Milton Keynes hospital budget has been branded one of the most unhealthy in the country as it heads towards a whopping £36 million overspend next year.
A National Audit office report this week placed the city’s NHS Foundation Trust among the top overspenders.
Over the past financial year it showed a deficit of £24.9m, which equates to 13.9 per cent of its income.
Over the next year the gap is set to rise to £36.2m, states the audit office.
But surprisingly Trust chief executive Joe Harrison is PLEASED with the balance sheets.
In this year’s annual report he stated: “Although it may seem unusual to be satisfied to note a deficit position, I am very pleased that we delivered our financial plan to make a £24.9m deficit in the year.”
Mr Harrison is among the Trust’s top five earners who have between them pocketed £1.2 million in salaries and pension benefits in 2014/15.

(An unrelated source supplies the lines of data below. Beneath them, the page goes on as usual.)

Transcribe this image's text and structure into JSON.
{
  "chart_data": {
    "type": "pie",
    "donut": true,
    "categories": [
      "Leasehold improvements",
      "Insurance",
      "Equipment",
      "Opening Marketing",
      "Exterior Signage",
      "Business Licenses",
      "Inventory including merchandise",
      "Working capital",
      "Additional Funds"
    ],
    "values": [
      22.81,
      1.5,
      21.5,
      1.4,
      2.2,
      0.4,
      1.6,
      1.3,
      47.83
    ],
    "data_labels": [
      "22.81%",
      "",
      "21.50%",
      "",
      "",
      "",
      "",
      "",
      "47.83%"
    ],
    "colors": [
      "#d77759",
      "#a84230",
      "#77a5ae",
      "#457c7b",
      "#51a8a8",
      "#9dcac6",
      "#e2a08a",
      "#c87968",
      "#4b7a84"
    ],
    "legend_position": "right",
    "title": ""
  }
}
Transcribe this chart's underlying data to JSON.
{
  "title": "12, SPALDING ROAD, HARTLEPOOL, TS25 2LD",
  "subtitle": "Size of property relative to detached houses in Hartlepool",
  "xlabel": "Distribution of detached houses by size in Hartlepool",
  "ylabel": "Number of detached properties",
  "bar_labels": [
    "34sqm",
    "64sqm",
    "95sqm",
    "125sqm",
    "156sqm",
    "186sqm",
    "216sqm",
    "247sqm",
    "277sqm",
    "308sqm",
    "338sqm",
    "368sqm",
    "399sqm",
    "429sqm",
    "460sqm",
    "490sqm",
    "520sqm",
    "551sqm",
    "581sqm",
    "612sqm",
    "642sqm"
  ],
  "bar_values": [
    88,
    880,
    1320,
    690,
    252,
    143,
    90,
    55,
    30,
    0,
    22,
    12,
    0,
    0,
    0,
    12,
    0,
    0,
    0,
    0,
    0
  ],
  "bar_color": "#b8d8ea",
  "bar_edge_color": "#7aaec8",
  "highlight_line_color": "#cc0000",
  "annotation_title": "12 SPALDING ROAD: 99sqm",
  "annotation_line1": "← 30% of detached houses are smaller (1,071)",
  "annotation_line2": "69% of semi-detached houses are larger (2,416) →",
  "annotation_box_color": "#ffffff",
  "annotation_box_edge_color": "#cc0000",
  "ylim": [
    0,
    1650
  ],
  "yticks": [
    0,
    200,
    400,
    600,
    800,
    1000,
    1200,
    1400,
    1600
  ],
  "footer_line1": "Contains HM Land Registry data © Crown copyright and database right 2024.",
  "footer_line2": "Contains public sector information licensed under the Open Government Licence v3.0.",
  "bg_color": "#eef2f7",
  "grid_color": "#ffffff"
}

Top of the list is medical director Martin Wetherill, who cost between £345,000 and £340,000. Around £175,000 of that was salary and a further £167,000 is classed as “pension benefits”.
Mr Harrison earned £165,000 plus £65,000 in pension benefits.
Another high earner is the director of finance Jonathan Dunk. His salary was £125,000 and his pension benefits total £105,000.
Mr Harrison told the Citizen the Trust had demonstrated “pragmatic and robust” financial planning and management over the past year.
He said: “The Trust is one of the few in the country to consistently meet its financial plans – accurately forecasting and planning for a financial deficit. The Trust is planning a deficit for 2015-16 and will continue to invest in services and infrastructure to further improve care.”